What is the best way for diagonalizing a triangular matrix in numpy/scipy?

I have a matrix I know is triangular and I want to diagonalize it. Since the eigenvalues of a triangular matrix are easy to find (just the diagonal values), this problem is theoretically exactly solvable, so I figured that using numpy.linalg.eig might be overkill and might be slower/not as accurate as it could be. That is, of course, unless eig is smart enough to work efficiently with a triangular matrix, but I couldn't find any documentation that assures this.

Technically I COULD use numpy.linalg.solve to solve (A-lambda I)x=0 for each eigenvalue lambda to find the eigenvectors, but I have a decent amount of matrices (~200) and a decent amount of eigenvalues (also ~200) so I feel like this might not be optimal either.

Solution

Since the eigenvalues of a triangular matrix are easy to find (just the diagonal values), this problem is theoretically exactly solvable

I don't know if that really helps you.

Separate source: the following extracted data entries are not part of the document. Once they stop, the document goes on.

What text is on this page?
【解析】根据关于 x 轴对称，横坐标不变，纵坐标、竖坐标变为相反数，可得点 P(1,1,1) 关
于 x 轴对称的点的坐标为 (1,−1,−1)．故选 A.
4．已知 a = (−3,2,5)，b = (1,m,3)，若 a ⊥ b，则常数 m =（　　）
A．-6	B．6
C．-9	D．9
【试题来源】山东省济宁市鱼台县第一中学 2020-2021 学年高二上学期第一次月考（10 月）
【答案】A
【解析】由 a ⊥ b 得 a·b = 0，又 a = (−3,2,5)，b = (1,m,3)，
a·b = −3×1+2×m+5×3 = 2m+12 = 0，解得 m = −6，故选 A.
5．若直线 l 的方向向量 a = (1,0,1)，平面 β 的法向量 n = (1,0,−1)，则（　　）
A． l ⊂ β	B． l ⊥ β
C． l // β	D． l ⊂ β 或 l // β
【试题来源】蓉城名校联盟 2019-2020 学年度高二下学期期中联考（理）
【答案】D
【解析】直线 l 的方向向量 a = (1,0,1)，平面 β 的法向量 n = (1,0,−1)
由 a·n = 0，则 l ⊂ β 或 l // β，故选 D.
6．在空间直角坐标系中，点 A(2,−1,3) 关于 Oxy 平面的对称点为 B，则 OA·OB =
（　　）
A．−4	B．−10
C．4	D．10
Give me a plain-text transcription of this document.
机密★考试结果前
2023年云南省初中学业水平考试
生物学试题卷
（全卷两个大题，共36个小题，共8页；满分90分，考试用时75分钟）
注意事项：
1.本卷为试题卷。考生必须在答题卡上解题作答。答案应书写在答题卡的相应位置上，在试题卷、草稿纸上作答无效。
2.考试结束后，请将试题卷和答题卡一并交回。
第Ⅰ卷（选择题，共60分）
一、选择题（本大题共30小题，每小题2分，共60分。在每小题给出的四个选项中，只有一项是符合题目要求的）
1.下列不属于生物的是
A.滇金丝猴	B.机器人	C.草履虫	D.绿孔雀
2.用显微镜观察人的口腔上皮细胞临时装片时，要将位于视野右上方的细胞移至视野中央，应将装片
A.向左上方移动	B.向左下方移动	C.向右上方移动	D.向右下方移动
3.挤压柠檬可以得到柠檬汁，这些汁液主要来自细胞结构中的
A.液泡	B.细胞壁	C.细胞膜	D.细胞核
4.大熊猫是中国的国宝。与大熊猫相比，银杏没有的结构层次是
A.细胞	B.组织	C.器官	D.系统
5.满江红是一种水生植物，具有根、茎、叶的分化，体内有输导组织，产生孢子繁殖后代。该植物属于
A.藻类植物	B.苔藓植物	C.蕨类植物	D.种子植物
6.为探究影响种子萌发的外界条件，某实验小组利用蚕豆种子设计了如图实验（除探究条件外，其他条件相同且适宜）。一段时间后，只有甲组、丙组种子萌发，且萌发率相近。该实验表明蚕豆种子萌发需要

All of the ways I can think of for efficiently calculating eigenvectors also give you the eigenvalues for free.

Honestly, I would suggest just using numpy.linalg.eig(A). My testing showed that it is about 10x-20x faster in the case where A is an upper triangular matrix.

Reading the source code, OpenBLAS appears to do a QR factorization to obtain an upper triangular matrix, then use the strevc3_ lapack function to find the eigenvalues and eigenvectors. A QR factorization is going to be very fast for an upper triangular matrix.

Benchmark:

import numpy as np
import scipy.linalg
np.random.seed(42)

for N in [100, 1000]:
    print(f"trying matrices of size {N}")
    A = np.random.normal(size=(N, N))
    print("full matrix")
    %timeit np.linalg.eig(A)
    %timeit np.linalg.qr(A)
    %timeit scipy.linalg.lu_factor(A)
    %timeit
    print("upper tri")
    A = np.random.normal(size=(N, N))
    A = np.triu(A)
    %timeit np.linalg.eig(A)
    %timeit np.linalg.qr(A)
    %timeit scipy.linalg.lu_factor(A)

Results:

trying matrices of size 100
full matrix
11.7 ms ± 56.8 µs per loop (mean ± std. dev. of 7 runs, 100 loops each)
737 µs ± 1.55 µs per loop (mean ± std. dev. of 7 runs, 1,000 loops each)
91.7 µs ± 854 ns per loop (mean ± std. dev. of 7 runs, 10,000 loops each)
upper tri
438 µs ± 1.39 µs per loop (mean ± std. dev. of 7 runs, 1,000 loops each)
94.5 µs ± 1.78 µs per loop (mean ± std. dev. of 7 runs, 10,000 loops each)
81.6 µs ± 1.36 µs per loop (mean ± std. dev. of 7 runs, 10,000 loops each)
trying matrices of size 1000
full matrix
1.31 s ± 22.3 ms per loop (mean ± std. dev. of 7 runs, 1 loop each)
94 ms ± 393 µs per loop (mean ± std. dev. of 7 runs, 10 loops each)
18.4 ms ± 136 µs per loop (mean ± std. dev. of 7 runs, 100 loops each)
upper tri
157 ms ± 1.8 ms per loop (mean ± std. dev. of 7 runs, 1 loop each)
80.1 ms ± 946 µs per loop (mean ± std. dev. of 7 runs, 10 loops each)
16.7 ms ± 425 µs per loop (mean ± std. dev. of 7 runs, 100 loops each)

As an alternative, you might think about using strevc3_ directly. However, I couldn't find a simple way to do this. Although both SciPy and NumPy include a strevc3_ or dtrevc3 routine internally, neither SciPy nor Numpy have a Python accessible wrapper for it.